PRJEVALSKI Nicolas (1839-1888)

lire l'article de P. Lemosof (Cosmovisions)

 

Colonel, puis général de l'armée russe, issu d'un vieille famille cosaque, explorateur d'une grande portion de l'Asie centrale, fin observateur de la faune et de la flore locales, meneur d'hommes. Il rassembla au cours de ses voyages une foule de données de toutes sortes, et jeta les fondements de l'exploration scientifique.

SMITH Arthur Handerson (1845-1932)

 

Né au Connecticut, Etats-Unis, Arthur Smith participa comme volontaire à la Guerre de Sécession en 1864, dans un régiment du Wisconsin.

Après des études de théologie et de médecine, il fut en 1872 envoyé avec son épouse en Chine du Nord, où il séjourna 54 ans, cherchant à vivre au maximum selon la vie locale.

En 1926, il se retira en Californie. 

Bibliographie: on retient notamment :

Proverbs and Common Sayings from the Chinese, 1886, 1916.
Chinese Characteristics, 1894. Traduit en de nombreuses langues, notamment en Français sous le titre : Mœurs caractéristiques des Chinois.
Village Life in China: A Study in Sociology, 1899.
China in Convulsion, 1901, sur les Boxers. 

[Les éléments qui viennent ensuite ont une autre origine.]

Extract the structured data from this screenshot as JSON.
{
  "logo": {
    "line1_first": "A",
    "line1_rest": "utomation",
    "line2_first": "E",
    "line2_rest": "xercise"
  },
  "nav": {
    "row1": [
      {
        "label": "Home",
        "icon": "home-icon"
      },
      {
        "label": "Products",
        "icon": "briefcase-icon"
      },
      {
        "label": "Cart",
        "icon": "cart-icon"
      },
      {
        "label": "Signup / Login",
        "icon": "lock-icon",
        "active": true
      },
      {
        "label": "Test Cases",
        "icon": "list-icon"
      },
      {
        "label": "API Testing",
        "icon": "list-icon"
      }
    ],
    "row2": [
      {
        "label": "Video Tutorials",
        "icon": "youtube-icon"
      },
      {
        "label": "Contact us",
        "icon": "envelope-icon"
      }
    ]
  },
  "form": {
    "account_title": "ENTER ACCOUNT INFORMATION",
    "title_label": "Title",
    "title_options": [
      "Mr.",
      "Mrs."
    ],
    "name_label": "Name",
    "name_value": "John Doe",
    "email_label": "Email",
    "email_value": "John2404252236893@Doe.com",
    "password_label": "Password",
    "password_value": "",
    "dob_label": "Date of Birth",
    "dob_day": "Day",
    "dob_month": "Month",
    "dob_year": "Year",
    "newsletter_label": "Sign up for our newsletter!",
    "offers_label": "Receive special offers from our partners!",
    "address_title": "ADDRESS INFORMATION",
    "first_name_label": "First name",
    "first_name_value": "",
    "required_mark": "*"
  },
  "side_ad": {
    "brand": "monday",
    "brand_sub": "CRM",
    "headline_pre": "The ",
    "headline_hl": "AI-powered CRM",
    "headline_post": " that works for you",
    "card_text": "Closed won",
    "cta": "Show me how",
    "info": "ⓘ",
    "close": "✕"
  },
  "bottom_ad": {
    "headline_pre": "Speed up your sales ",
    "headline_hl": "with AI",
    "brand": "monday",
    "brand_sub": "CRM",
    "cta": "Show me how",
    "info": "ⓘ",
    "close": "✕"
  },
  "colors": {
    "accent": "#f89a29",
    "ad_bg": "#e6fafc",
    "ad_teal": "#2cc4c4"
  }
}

Chinese Characteristics fut l’ouvrage sur la Chine le plus lu par les Américains jusqu’aux livres de Pearl Buck dans les années 30.

Le livre est, pour les Chinois, représentatif de ce que fut durant une longue période la perception du caractère et du peuple chinois par un occidental.

TCHENG Ki-Tong (1851-1907)

 

Tcheng Ki-Tong [Chen Jitong] naquit à Fou-tcheou et apprit le français à l'école de l'arsenal de la ville. Il séjourna un an en France (1876), puis poursuivit une carrière de diplomate. Dans les années 1880, il fut nommé attaché militaire en France. Son aisance et sa parfaite maîtrise du français lui permirent de publier avec succès à Paris plusieurs ouvrages et traductions, notamment : Les Chinois peints par eux-mêmes (1884), Le théâtre des Chinois (1886), Contes chinois (1889, traduits du Liaozhai zhiyi).